6.26 Let \(X_1, X_2, \dots\) be independent and such that
$$P\{X_i = -1\} = 1 – 1/2^i\\
P\{X_i = 2^i – 1\} = 1/2^i, \quad i \geq 1$$
Use this sequence to construct a zero mean martingale \(Z_n\) such that \(\lim_{n \to \infty}Z_n = -\infty\) with probability 1. (Hint: Make use of the Borel-Cantelli lemma)


It is easy to see that \(Z_n = \sum_{i=1}^nX_i\) is a martingale with mean 0. And
$$\sum_{i=1}^{\infty} P\{X_i = 2^i – 1\} = 1/4 < \infty$$
From Borel-Cantelli lemma,
$$P\{X_i \text{ is positive occurs infinite}\} = 0\\
P\{X_i \text{ is negative occurs infinite}\} = 1 $$
Thus, \(\lim_{n \to \infty}Z_n = -\infty\)


A continuous-time process \(\{X(t), t \geq 0\}\) is said to be a martingale if \(E[|X(t)|] < \infty\) for all \(t\) and, for all \(s < t\),
$$E[X(t)|X(u), 0 \leq u \leq s] = X(s)$$

6.27 Let \(\{X(t), t \geq 0\}\) be a continuous-time Markov chain with infinitesimal transition rates \(q_{ij}, i \neq j\). Given the conditions on the \(q_{ij}\) that result in \(\{X(t), t \geq 0\}\) being a continuous-time martingale.



Do Problem 6.28-6.30 under the assumptions that (a) the continuous-time analogue of the martingale stopping theorem is valid, and (b) any needed regularity conditions are satisfied.

6.28 Let \(\{X(t), t \geq 0\}\) be a nonhomogeneous Poisson process with intensity function \(\lambda(t), t \geq 0\).
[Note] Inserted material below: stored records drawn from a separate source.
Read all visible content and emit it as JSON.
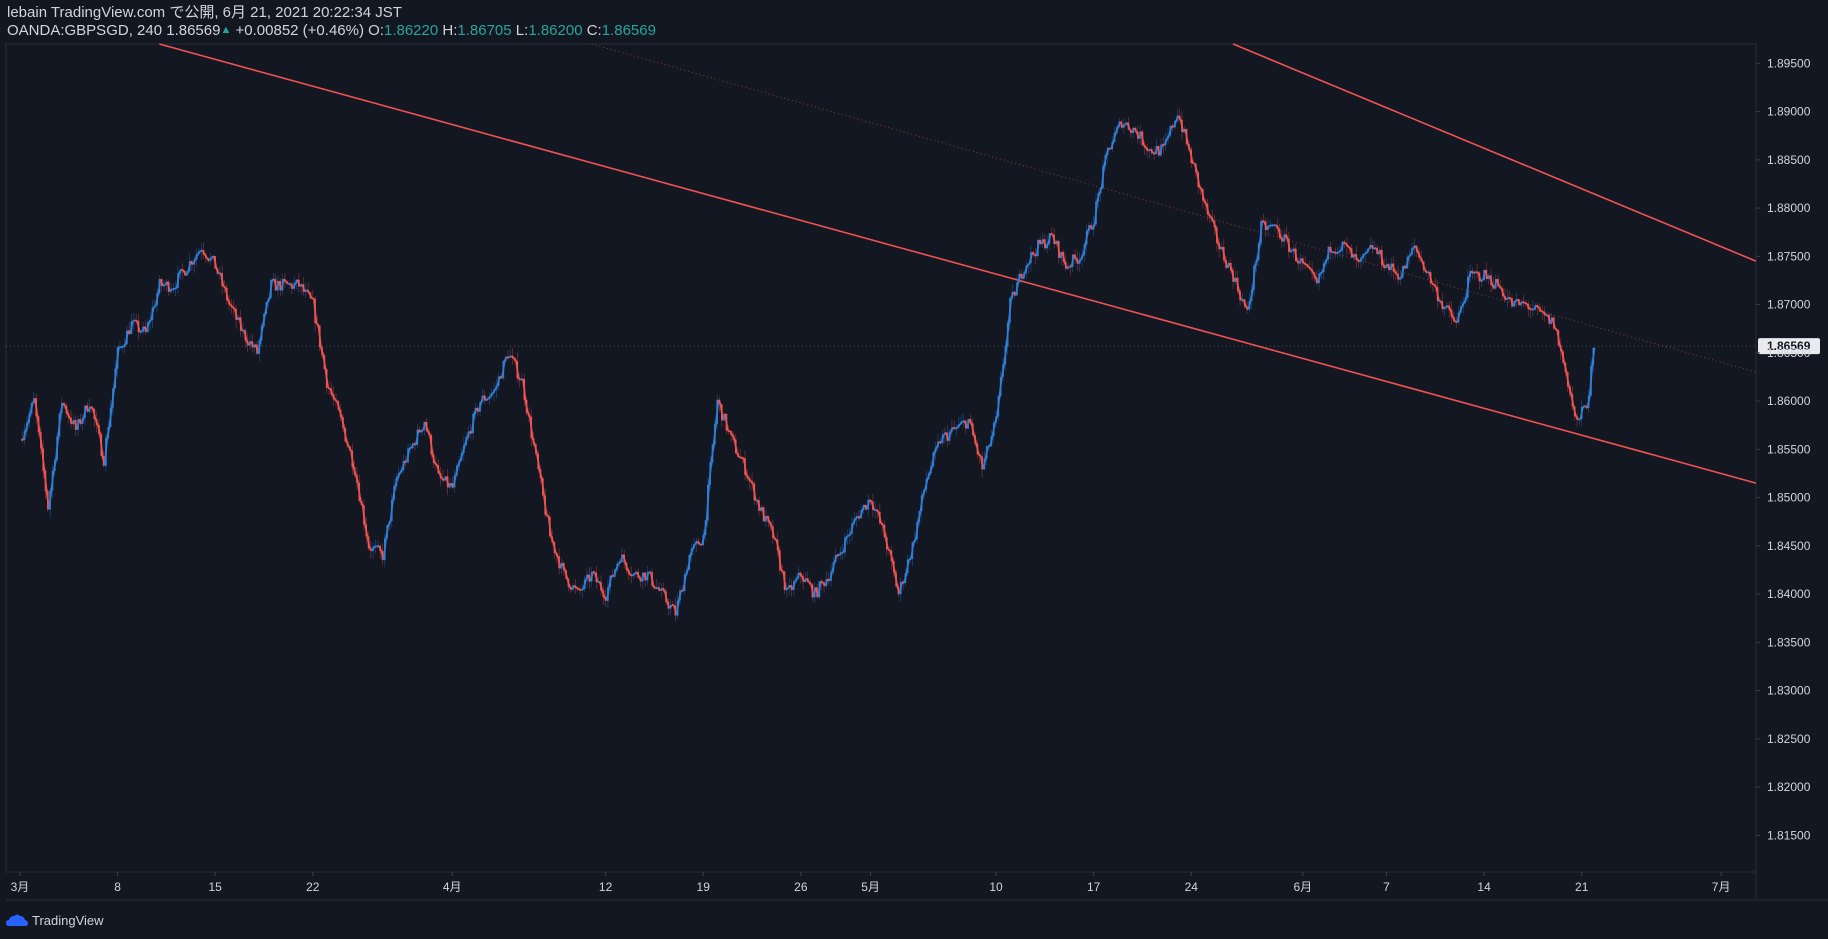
{
  "header": {
    "published": "lebain TradingView.com で公開, 6月 21, 2021 20:22:34 JST",
    "symbol": "OANDA:GBPSGD, 240",
    "last": "1.86569",
    "change": "+0.00852 (+0.46%)",
    "o_label": "O:",
    "o_value": "1.86220",
    "h_label": "H:",
    "h_value": "1.86705",
    "l_label": "L:",
    "l_value": "1.86200",
    "c_label": "C:",
    "c_value": "1.86569"
  },
  "footer": {
    "brand": "TradingView"
  },
  "colors": {
    "background": "#131722",
    "up": "#2f7fd8",
    "down": "#ef5350",
    "trendline": "#f05252",
    "text": "#d1d4dc",
    "price_tag": "#e8eaed"
  },
  "chart_data": {
    "type": "candlestick",
    "symbol": "OANDA:GBPSGD",
    "timeframe": "240",
    "ylim": [
      1.8112,
      1.897
    ],
    "y_ticks": [
      "1.89500",
      "1.89000",
      "1.88500",
      "1.88000",
      "1.87500",
      "1.87000",
      "1.86500",
      "1.86000",
      "1.85500",
      "1.85000",
      "1.84500",
      "1.84000",
      "1.83500",
      "1.83000",
      "1.82500",
      "1.82000",
      "1.81500"
    ],
    "x_ticks": [
      {
        "label": "3月",
        "day": 0
      },
      {
        "label": "8",
        "day": 7
      },
      {
        "label": "15",
        "day": 14
      },
      {
        "label": "22",
        "day": 21
      },
      {
        "label": "4月",
        "day": 31
      },
      {
        "label": "12",
        "day": 42
      },
      {
        "label": "19",
        "day": 49
      },
      {
        "label": "26",
        "day": 56
      },
      {
        "label": "5月",
        "day": 61
      },
      {
        "label": "10",
        "day": 70
      },
      {
        "label": "17",
        "day": 77
      },
      {
        "label": "24",
        "day": 84
      },
      {
        "label": "6月",
        "day": 92
      },
      {
        "label": "7",
        "day": 98
      },
      {
        "label": "14",
        "day": 105
      },
      {
        "label": "21",
        "day": 112
      },
      {
        "label": "7月",
        "day": 122
      }
    ],
    "x_range_days": [
      -1,
      124.5
    ],
    "current_price": "1.86569",
    "price_path": [
      [
        0,
        1.856
      ],
      [
        1,
        1.86
      ],
      [
        2,
        1.849
      ],
      [
        3,
        1.86
      ],
      [
        4,
        1.857
      ],
      [
        5,
        1.86
      ],
      [
        6,
        1.854
      ],
      [
        7,
        1.865
      ],
      [
        8,
        1.868
      ],
      [
        9,
        1.867
      ],
      [
        10,
        1.872
      ],
      [
        11,
        1.872
      ],
      [
        12,
        1.874
      ],
      [
        13,
        1.876
      ],
      [
        14,
        1.874
      ],
      [
        15,
        1.87
      ],
      [
        16,
        1.867
      ],
      [
        17,
        1.865
      ],
      [
        18,
        1.872
      ],
      [
        19,
        1.872
      ],
      [
        20,
        1.872
      ],
      [
        21,
        1.87
      ],
      [
        22,
        1.862
      ],
      [
        23,
        1.858
      ],
      [
        24,
        1.853
      ],
      [
        25,
        1.845
      ],
      [
        26,
        1.844
      ],
      [
        27,
        1.852
      ],
      [
        28,
        1.855
      ],
      [
        29,
        1.858
      ],
      [
        30,
        1.852
      ],
      [
        31,
        1.851
      ],
      [
        32,
        1.856
      ],
      [
        33,
        1.86
      ],
      [
        34,
        1.861
      ],
      [
        35,
        1.865
      ],
      [
        36,
        1.862
      ],
      [
        37,
        1.854
      ],
      [
        38,
        1.846
      ],
      [
        39,
        1.842
      ],
      [
        40,
        1.84
      ],
      [
        41,
        1.842
      ],
      [
        42,
        1.84
      ],
      [
        43,
        1.844
      ],
      [
        44,
        1.842
      ],
      [
        45,
        1.842
      ],
      [
        46,
        1.84
      ],
      [
        47,
        1.838
      ],
      [
        48,
        1.844
      ],
      [
        49,
        1.846
      ],
      [
        50,
        1.86
      ],
      [
        51,
        1.856
      ],
      [
        52,
        1.853
      ],
      [
        53,
        1.849
      ],
      [
        54,
        1.846
      ],
      [
        55,
        1.84
      ],
      [
        56,
        1.842
      ],
      [
        57,
        1.84
      ],
      [
        58,
        1.842
      ],
      [
        59,
        1.845
      ],
      [
        60,
        1.848
      ],
      [
        61,
        1.85
      ],
      [
        62,
        1.846
      ],
      [
        63,
        1.84
      ],
      [
        64,
        1.845
      ],
      [
        65,
        1.852
      ],
      [
        66,
        1.856
      ],
      [
        67,
        1.857
      ],
      [
        68,
        1.858
      ],
      [
        69,
        1.853
      ],
      [
        70,
        1.858
      ],
      [
        71,
        1.87
      ],
      [
        72,
        1.874
      ],
      [
        73,
        1.876
      ],
      [
        74,
        1.877
      ],
      [
        75,
        1.874
      ],
      [
        76,
        1.875
      ],
      [
        77,
        1.879
      ],
      [
        78,
        1.886
      ],
      [
        79,
        1.889
      ],
      [
        80,
        1.888
      ],
      [
        81,
        1.886
      ],
      [
        82,
        1.886
      ],
      [
        83,
        1.89
      ],
      [
        84,
        1.885
      ],
      [
        85,
        1.88
      ],
      [
        86,
        1.876
      ],
      [
        87,
        1.873
      ],
      [
        88,
        1.869
      ],
      [
        89,
        1.878
      ],
      [
        90,
        1.878
      ],
      [
        91,
        1.876
      ],
      [
        92,
        1.874
      ],
      [
        93,
        1.872
      ],
      [
        94,
        1.876
      ],
      [
        95,
        1.876
      ],
      [
        96,
        1.874
      ],
      [
        97,
        1.876
      ],
      [
        98,
        1.874
      ],
      [
        99,
        1.873
      ],
      [
        100,
        1.876
      ],
      [
        101,
        1.873
      ],
      [
        102,
        1.87
      ],
      [
        103,
        1.868
      ],
      [
        104,
        1.873
      ],
      [
        105,
        1.873
      ],
      [
        106,
        1.872
      ],
      [
        107,
        1.87
      ],
      [
        108,
        1.87
      ],
      [
        109,
        1.869
      ],
      [
        110,
        1.868
      ],
      [
        111,
        1.862
      ],
      [
        111.6,
        1.8575
      ],
      [
        112.4,
        1.86
      ],
      [
        112.9,
        1.86569
      ]
    ],
    "trendlines": [
      {
        "from": {
          "day": 10.0,
          "price": 1.897
        },
        "to": {
          "day": 124.5,
          "price": 1.8515
        },
        "style": "solid"
      },
      {
        "from": {
          "day": 87.0,
          "price": 1.897
        },
        "to": {
          "day": 124.5,
          "price": 1.8745
        },
        "style": "solid"
      },
      {
        "from": {
          "day": 41.0,
          "price": 1.897
        },
        "to": {
          "day": 124.5,
          "price": 1.863
        },
        "style": "dotted"
      }
    ]
  }
}
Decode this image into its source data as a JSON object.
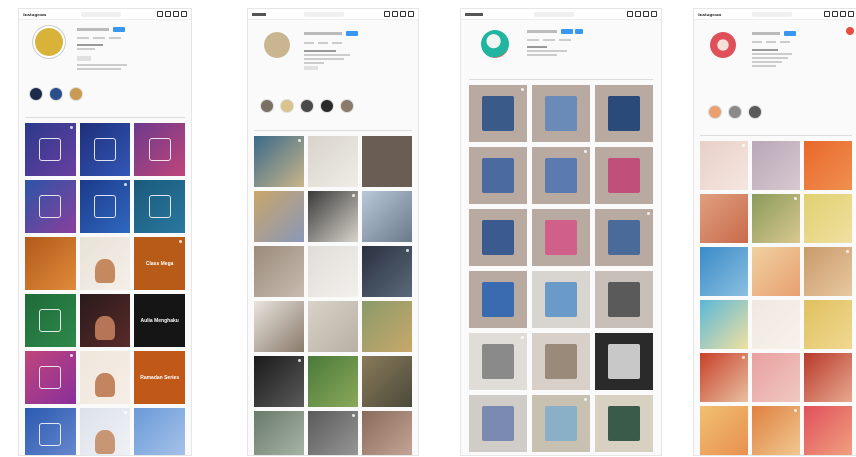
{
  "panels": [
    {
      "id": "p1",
      "app": "Instagram",
      "avatar_color": "#d9b23a",
      "highlights": [
        {
          "color": "#1d2b4a"
        },
        {
          "color": "#2b4f8a"
        },
        {
          "color": "#c89a52"
        }
      ],
      "tiles": [
        {
          "bg": "linear-gradient(135deg,#2a3a8c,#6a3fa0)",
          "kind": "logo"
        },
        {
          "bg": "linear-gradient(135deg,#1e2f7a,#3358b8)",
          "kind": "logo"
        },
        {
          "bg": "linear-gradient(135deg,#6c3a8c,#c0457a)",
          "kind": "logo"
        },
        {
          "bg": "linear-gradient(135deg,#2b55a8,#8a3f9c)",
          "kind": "logo"
        },
        {
          "bg": "linear-gradient(135deg,#1c3a8a,#2f68c0)",
          "kind": "logo"
        },
        {
          "bg": "linear-gradient(135deg,#1a5a7a,#2a78a0)",
          "kind": "logo"
        },
        {
          "bg": "linear-gradient(135deg,#b25a1a,#e08a3a)",
          "kind": "plain"
        },
        {
          "bg": "linear-gradient(135deg,#e8e2d8,#f4efe8)",
          "kind": "face",
          "face": "#c4895f"
        },
        {
          "bg": "#b85a18",
          "kind": "text",
          "text": "Class Mega"
        },
        {
          "bg": "linear-gradient(135deg,#1f6a3a,#2e8a4a)",
          "kind": "logo"
        },
        {
          "bg": "linear-gradient(135deg,#2a1a1a,#5a2a2a)",
          "kind": "face",
          "face": "#b67556"
        },
        {
          "bg": "#151515",
          "kind": "text",
          "text": "Aulia Menghaku"
        },
        {
          "bg": "linear-gradient(135deg,#c0457a,#8a2f9c)",
          "kind": "logo"
        },
        {
          "bg": "linear-gradient(135deg,#efe6dc,#f6efe7)",
          "kind": "face",
          "face": "#c38560"
        },
        {
          "bg": "#c05818",
          "kind": "text",
          "text": "Ramadan Series"
        },
        {
          "bg": "linear-gradient(135deg,#2a5ab0,#6a8ad0)",
          "kind": "logo"
        },
        {
          "bg": "linear-gradient(135deg,#dde2ea,#f0f2f6)",
          "kind": "face",
          "face": "#c89575"
        },
        {
          "bg": "linear-gradient(135deg,#6a9ad8,#a8c4ea)",
          "kind": "plain"
        }
      ]
    },
    {
      "id": "p2",
      "avatar_color": "#c9b590",
      "highlights": [
        {
          "color": "#7a7064"
        },
        {
          "color": "#d8c48a"
        },
        {
          "color": "#4a4a4a"
        },
        {
          "color": "#2a2a2a"
        },
        {
          "color": "#8a7a6a"
        }
      ],
      "tiles": [
        {
          "bg": "linear-gradient(135deg,#3a6a8a,#c9b58a)"
        },
        {
          "bg": "linear-gradient(135deg,#d8d4cc,#efece6)"
        },
        {
          "bg": "#6a5e54"
        },
        {
          "bg": "linear-gradient(135deg,#c9a66a,#8a98b8)"
        },
        {
          "bg": "linear-gradient(135deg,#3a3a3a,#d8d4cc)"
        },
        {
          "bg": "linear-gradient(135deg,#b8c8d8,#6a7a8a)"
        },
        {
          "bg": "linear-gradient(135deg,#9a8a7a,#c8bcb0)"
        },
        {
          "bg": "linear-gradient(135deg,#e0ddd8,#f2f0ec)"
        },
        {
          "bg": "linear-gradient(135deg,#2a3040,#5a6a7a)"
        },
        {
          "bg": "linear-gradient(135deg,#e8e4de,#8a7a6a)"
        },
        {
          "bg": "linear-gradient(135deg,#d8d2c8,#b8b0a4)"
        },
        {
          "bg": "linear-gradient(135deg,#8a9a6a,#c8a86a)"
        },
        {
          "bg": "linear-gradient(135deg,#1a1a1a,#5a5a5a)"
        },
        {
          "bg": "linear-gradient(135deg,#4a7a3a,#8aa85a)"
        },
        {
          "bg": "linear-gradient(135deg,#8a7a5a,#4a4a3a)"
        },
        {
          "bg": "linear-gradient(135deg,#6a7a6a,#aab8a8)"
        },
        {
          "bg": "linear-gradient(135deg,#5a5a5a,#9a9a9a)"
        },
        {
          "bg": "linear-gradient(135deg,#8a6a5a,#c8a898)"
        }
      ]
    },
    {
      "id": "p3",
      "avatar_color": "#1fb5a0",
      "tiles": [
        {
          "bg": "#b8aaa0",
          "inner": "#3a5a8a"
        },
        {
          "bg": "#b8aaa0",
          "inner": "#6a8ab8"
        },
        {
          "bg": "#b8aaa0",
          "inner": "#2a4a7a"
        },
        {
          "bg": "#b8aaa0",
          "inner": "#4a6aa0"
        },
        {
          "bg": "#b8aaa0",
          "inner": "#5a7ab0"
        },
        {
          "bg": "#b8aaa0",
          "inner": "#c0507a"
        },
        {
          "bg": "#b8aaa0",
          "inner": "#3a5a90"
        },
        {
          "bg": "#b8aaa0",
          "inner": "#d0608a"
        },
        {
          "bg": "#b8aaa0",
          "inner": "#4a6a9a"
        },
        {
          "bg": "#b8aaa0",
          "inner": "#3a6ab0"
        },
        {
          "bg": "#d8d4d0",
          "inner": "#6a9ac8"
        },
        {
          "bg": "#c8c0b8",
          "inner": "#5a5a5a"
        },
        {
          "bg": "#e0dcd8",
          "inner": "#8a8a8a"
        },
        {
          "bg": "#d8d0c8",
          "inner": "#9a8a7a"
        },
        {
          "bg": "#2a2a2a",
          "inner": "#c8c8c8"
        },
        {
          "bg": "#d0ccc8",
          "inner": "#7a8ab0"
        },
        {
          "bg": "#c8c0b0",
          "inner": "#8ab0c8"
        },
        {
          "bg": "#d8d0c0",
          "inner": "#3a5a4a"
        }
      ]
    },
    {
      "id": "p4",
      "app": "Instagram",
      "avatar_color": "#e0505a",
      "highlights": [
        {
          "color": "#e8a070"
        },
        {
          "color": "#8a8a8a"
        },
        {
          "color": "#5a5a5a"
        }
      ],
      "tiles": [
        {
          "bg": "linear-gradient(135deg,#e8d0c8,#f4e6e0)"
        },
        {
          "bg": "linear-gradient(135deg,#b8a8b8,#d8c8d0)"
        },
        {
          "bg": "linear-gradient(135deg,#e8682a,#f09050)"
        },
        {
          "bg": "linear-gradient(135deg,#e0a080,#c86a4a)"
        },
        {
          "bg": "linear-gradient(135deg,#8a9a5a,#d8c890)"
        },
        {
          "bg": "linear-gradient(135deg,#e0d070,#f0e0a0)"
        },
        {
          "bg": "linear-gradient(135deg,#3a8ac8,#8ac0e0)"
        },
        {
          "bg": "linear-gradient(135deg,#f0d0a0,#e8a070)"
        },
        {
          "bg": "linear-gradient(135deg,#c89a6a,#e8c8a0)"
        },
        {
          "bg": "linear-gradient(135deg,#5ab8d8,#f0e0a0)"
        },
        {
          "bg": "linear-gradient(135deg,#f0e8e0,#f8f2ec)"
        },
        {
          "bg": "linear-gradient(135deg,#e0c060,#f0d890)"
        },
        {
          "bg": "linear-gradient(135deg,#c8402a,#e8c0a0)"
        },
        {
          "bg": "linear-gradient(135deg,#e8a0a0,#f0c8c0)"
        },
        {
          "bg": "linear-gradient(135deg,#b83a2a,#e8a890)"
        },
        {
          "bg": "linear-gradient(135deg,#f0c070,#e89050)"
        },
        {
          "bg": "linear-gradient(135deg,#e08040,#f0c890)"
        },
        {
          "bg": "linear-gradient(135deg,#e0505a,#f0a080)"
        }
      ]
    }
  ]
}
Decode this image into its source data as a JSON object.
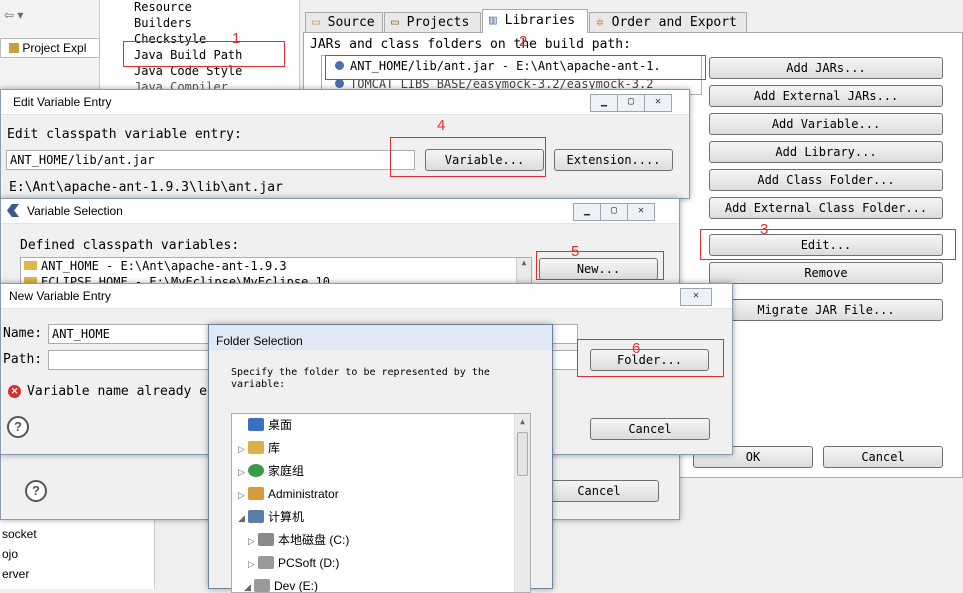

Let \(T\) denote the time at which the nth event occurs. Show that
$$n = E[\int_0^T \lambda(t)dt]$$



6.29 Let \(\{X(t), t \geq 0\}\) be a continuous-time Markov chain that will, in finite expected time, enter a an absorbing state \(N\). Suppose that \(X(0) = 0\) and let \(m_i\) denote the expected time the chain is in state \(i\). Show that for \(j \neq 0, j\neq N\).
(a) \(E[\)number of times the chain leaves state \(j]=v_j m_j\), where \(1/v_j\) is the mean time the chain spends in \(j\) during a visit.
(b) \(E[\)number of times it enters state \(j] = \sum_{i \neq j}m_i q_{ij}\).
(c) Argue that
$$v_jm_j = \sum_{i \neq j}m_iq_{ij}, \quad j \neq 0 \\
v_0m_0 = 1 + \sum_{i \neq 0}m_iq_{i0}$$



6.30 Let \(\{X(t), t \geq 0\}\) be a compound Poisson process with Poisson rate \(\lambda\) and component distribution \(F\). Define a continuous-time martingale related to this process.